In systems employing clock prechirp, the prechirp signal can be used for clock recovery. A further advantage of the present invention is that in optical systems, the receiver performance can be improved through the reduced impact of patterning, by employing a combined low pass/high pass filter or a combined low pass/clock recovery filter design.

Claims (11)

1. A receiver for use in a digital data system wherein data is transmitted and a clock signal is impressed upon the data, the receiver comprising a signal divider, a data filter for data extraction, a clock recovery filter for determining the clock signal and a decision circuit, wherein the decision circuit receives an output from the data filter and an output from the clock recovery filter whereby the data output by the decision circuit is correctly sequenced.

2. A receiver as claimed in claim 1, wherein the data filter is combined with the signal divider and a high pass filter and a clock recovery filter, the combined device having a single input and two outputs, one output providing the signal data and the other output providing the clock data, both outputs being directed to a decision circuit.

3. A receiver as claimed in claim 1 or 2 wherein data filter is a low pass filter and the clock recovery filter is a band pass filter.

4. A digital data system according to claims 1 to 3 wherein the data transmitter includes a clock signal generator which produces a chirped or prechirped signal, whereby transmission through the medium is improved and a reference clock for the receiver is provided.

5. A receiver according to claims 1 to 4 wherein the digital data system is operable to transmit TDM signals, the decision circuit in the receiver including a number of sub-circuits corresponding in number to number of demultiplexed channels, each sub-circuit operable under the control of an auto-phase alignment device which is operably connected to the divided down recovered clock signal, whereby each sub-circuit samples a single demultiplexed data signal.

6. A receiver according to claims 1 to 5 wherein the digital data system is operable to transmit WDM signals, the decision circuit in the receiver including a number of sub-circuits corresponding in number to the WDM signal multiple, each sub-circuit fed with the appropriate output of a wavelength division multiplexer, wherein only one channel has a pilot clock signal impressed upon it and only the corresponding receiver requiring a clock recovery filter, wherefrom the other receiver units determine the recovered clock.

7. A receiver according to claim 4 operable in a multi-signal basis, wherein a clock signal is impressed only on one transmitted signal, which signal is extracted by only one clock extraction filter, the output of which is communicated with all decision circuits in the receiver and used to directly demultiplex the incoming data.

8. A digital data system comprising a data transmitter including a clock signal generator; a transmission medium and a data receiver wherein the data receiver comprises a receiver according to any one of claims 1 to 6.
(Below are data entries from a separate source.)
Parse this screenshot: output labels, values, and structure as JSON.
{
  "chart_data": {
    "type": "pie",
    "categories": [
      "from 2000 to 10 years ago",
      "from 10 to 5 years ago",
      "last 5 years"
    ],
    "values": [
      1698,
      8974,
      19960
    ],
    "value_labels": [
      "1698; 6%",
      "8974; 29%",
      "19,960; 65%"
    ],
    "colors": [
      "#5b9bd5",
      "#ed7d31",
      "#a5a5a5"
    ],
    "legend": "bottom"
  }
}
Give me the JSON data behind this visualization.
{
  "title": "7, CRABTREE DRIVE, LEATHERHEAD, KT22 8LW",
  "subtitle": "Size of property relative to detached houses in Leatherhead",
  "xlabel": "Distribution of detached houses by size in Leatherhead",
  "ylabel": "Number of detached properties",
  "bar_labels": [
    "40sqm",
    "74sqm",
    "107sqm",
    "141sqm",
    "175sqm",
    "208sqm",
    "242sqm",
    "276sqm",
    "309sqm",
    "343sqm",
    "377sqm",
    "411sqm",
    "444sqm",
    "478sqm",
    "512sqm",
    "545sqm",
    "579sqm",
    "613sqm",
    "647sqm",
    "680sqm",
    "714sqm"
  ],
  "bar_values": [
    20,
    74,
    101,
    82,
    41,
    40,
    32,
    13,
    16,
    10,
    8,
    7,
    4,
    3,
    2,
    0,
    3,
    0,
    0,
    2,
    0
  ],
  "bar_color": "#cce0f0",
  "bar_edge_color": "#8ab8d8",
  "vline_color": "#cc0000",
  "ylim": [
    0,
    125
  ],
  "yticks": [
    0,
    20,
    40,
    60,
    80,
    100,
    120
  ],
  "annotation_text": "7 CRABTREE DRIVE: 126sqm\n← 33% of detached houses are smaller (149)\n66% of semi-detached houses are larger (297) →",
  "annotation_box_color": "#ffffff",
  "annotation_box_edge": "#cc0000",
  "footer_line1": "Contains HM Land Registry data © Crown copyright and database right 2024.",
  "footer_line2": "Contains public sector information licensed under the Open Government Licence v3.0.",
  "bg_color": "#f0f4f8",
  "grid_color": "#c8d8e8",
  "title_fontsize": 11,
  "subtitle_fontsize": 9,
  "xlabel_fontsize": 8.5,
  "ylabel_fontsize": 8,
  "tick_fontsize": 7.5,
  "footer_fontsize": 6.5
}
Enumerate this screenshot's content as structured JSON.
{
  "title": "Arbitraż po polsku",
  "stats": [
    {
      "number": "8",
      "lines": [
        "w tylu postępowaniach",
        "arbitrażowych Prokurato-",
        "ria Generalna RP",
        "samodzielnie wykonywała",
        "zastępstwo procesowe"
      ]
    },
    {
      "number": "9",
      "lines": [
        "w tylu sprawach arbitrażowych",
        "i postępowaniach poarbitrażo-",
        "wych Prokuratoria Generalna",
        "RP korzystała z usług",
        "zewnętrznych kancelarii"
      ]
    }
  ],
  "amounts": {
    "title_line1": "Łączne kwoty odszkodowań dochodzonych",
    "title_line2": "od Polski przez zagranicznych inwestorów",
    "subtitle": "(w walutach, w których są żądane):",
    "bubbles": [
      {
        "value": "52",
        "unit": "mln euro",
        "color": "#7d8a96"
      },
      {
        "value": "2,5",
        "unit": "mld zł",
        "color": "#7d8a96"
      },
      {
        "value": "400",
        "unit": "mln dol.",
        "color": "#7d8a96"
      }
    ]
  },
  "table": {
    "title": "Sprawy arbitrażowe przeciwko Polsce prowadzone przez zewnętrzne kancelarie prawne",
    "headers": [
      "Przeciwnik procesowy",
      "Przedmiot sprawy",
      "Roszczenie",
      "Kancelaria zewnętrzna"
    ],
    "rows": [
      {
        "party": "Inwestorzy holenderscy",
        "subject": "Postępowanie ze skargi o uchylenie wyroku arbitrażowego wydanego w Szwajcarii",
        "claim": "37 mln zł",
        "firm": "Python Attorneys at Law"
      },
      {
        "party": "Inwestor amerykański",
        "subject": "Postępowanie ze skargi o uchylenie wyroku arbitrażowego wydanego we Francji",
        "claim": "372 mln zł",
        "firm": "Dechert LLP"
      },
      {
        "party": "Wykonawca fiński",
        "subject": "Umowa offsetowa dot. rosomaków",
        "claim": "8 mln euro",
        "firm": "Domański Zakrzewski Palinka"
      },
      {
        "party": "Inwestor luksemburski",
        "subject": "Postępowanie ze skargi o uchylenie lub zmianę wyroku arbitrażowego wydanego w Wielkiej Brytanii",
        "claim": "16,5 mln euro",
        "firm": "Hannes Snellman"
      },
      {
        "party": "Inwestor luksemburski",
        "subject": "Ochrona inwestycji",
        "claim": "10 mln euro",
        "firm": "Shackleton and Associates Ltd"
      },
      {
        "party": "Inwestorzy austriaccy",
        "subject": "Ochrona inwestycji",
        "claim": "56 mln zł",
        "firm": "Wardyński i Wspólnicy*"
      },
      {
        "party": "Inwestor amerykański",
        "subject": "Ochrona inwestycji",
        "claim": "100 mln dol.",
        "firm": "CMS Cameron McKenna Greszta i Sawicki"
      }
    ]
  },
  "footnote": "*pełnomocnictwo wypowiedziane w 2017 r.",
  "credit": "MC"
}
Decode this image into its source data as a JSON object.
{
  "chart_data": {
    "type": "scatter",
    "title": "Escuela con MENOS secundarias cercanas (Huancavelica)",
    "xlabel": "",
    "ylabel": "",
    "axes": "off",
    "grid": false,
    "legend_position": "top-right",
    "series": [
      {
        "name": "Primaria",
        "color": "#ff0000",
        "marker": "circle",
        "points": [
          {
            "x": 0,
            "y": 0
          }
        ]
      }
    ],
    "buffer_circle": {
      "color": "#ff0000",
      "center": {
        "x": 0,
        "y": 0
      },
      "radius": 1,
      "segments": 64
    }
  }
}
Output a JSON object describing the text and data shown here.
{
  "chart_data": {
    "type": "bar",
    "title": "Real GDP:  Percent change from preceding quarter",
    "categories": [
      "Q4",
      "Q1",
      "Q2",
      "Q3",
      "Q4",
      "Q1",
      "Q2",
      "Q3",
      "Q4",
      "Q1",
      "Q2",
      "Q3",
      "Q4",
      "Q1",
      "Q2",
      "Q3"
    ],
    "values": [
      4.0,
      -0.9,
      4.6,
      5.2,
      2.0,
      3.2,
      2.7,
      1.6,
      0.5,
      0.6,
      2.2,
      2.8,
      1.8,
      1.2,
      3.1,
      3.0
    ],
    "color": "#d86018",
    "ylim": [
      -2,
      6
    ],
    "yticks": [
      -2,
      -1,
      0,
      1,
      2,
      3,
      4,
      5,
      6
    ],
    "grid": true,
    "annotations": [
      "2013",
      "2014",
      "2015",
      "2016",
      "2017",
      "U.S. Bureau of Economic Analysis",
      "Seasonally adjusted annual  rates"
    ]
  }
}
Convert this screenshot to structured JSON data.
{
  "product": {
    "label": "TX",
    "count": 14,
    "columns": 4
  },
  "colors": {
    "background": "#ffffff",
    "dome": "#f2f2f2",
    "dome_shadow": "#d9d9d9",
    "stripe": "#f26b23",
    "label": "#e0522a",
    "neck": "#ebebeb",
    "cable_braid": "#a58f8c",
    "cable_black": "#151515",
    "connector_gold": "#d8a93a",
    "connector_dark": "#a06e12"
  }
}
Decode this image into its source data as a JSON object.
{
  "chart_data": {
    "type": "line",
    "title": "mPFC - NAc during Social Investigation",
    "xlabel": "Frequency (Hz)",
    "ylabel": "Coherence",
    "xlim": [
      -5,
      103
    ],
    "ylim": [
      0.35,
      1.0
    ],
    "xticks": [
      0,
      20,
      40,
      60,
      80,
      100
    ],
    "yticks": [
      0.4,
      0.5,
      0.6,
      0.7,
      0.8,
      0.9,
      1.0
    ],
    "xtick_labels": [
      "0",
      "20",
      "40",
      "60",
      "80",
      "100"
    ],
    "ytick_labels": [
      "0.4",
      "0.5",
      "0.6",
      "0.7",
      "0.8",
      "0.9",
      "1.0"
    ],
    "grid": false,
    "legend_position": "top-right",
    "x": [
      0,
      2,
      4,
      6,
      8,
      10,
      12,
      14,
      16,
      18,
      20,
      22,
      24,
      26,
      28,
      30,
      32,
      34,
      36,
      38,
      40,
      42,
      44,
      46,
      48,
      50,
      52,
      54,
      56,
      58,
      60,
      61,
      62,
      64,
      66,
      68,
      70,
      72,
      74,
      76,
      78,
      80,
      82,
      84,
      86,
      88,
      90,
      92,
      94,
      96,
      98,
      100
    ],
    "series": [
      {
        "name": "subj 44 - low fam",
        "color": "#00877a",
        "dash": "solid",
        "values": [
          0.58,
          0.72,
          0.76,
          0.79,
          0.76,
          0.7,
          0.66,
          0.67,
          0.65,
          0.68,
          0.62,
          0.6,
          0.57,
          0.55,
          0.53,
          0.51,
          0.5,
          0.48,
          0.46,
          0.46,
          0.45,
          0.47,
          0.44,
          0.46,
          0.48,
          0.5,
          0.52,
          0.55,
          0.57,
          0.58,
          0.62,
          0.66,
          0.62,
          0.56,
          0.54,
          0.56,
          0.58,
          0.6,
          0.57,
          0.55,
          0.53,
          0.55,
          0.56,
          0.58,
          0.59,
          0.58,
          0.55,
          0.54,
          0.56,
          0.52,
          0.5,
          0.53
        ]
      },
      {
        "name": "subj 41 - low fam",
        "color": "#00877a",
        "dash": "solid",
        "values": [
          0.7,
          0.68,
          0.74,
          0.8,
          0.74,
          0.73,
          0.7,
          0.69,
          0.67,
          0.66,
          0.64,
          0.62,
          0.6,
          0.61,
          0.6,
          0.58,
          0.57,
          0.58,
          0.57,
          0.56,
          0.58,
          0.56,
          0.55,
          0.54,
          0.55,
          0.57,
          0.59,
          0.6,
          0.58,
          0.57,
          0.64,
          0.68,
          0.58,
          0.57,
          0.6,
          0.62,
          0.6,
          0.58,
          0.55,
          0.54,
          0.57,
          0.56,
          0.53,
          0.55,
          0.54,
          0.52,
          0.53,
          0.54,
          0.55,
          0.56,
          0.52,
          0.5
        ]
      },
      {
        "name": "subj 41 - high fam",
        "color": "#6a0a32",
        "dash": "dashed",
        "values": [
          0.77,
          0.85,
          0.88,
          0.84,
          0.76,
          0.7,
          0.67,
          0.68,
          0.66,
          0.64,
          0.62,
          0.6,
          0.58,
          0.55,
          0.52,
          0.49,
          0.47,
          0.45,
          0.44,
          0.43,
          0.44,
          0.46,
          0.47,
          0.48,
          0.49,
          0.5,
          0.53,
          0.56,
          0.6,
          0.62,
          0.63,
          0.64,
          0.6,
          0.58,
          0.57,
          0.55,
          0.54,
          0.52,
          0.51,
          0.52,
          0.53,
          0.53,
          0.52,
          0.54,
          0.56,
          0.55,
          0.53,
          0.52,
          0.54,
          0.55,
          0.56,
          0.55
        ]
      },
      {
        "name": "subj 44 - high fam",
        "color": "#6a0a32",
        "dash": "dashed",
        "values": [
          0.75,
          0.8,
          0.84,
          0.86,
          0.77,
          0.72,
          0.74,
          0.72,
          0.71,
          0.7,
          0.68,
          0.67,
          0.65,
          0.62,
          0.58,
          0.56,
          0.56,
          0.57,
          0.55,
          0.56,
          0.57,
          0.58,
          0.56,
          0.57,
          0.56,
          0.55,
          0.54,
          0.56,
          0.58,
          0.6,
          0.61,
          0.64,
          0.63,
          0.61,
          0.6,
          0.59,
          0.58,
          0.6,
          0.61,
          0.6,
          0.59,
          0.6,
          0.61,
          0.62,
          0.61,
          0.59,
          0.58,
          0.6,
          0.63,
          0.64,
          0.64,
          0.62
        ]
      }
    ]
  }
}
9. A receiver for use in a digital data system substantially as described herein with reference to Figures 1 to 7 of the accompanying drawing sheet.

10. A digital data system substantially as described herein with reference to Figures 1 to 7 of the accompanying drawing sheet.

11. A method of extracting data transmitted through a receiver in a digital data system according to any one of claims 1 to 10 wherein data is transmitted and a clock signal is impressed upon the data; the method comprising the steps: inputting a data signal to the receiver; dividing the signal such to provide inputs to a data extraction filter and a clock signal recovery filter; extracting the data from the signal by means of a data recovery filter; extracting the clock signal from the signal by means,and; passing the data and clock signals to a decision circuit; whereby the data output by the decision circuit is correctly sequenced.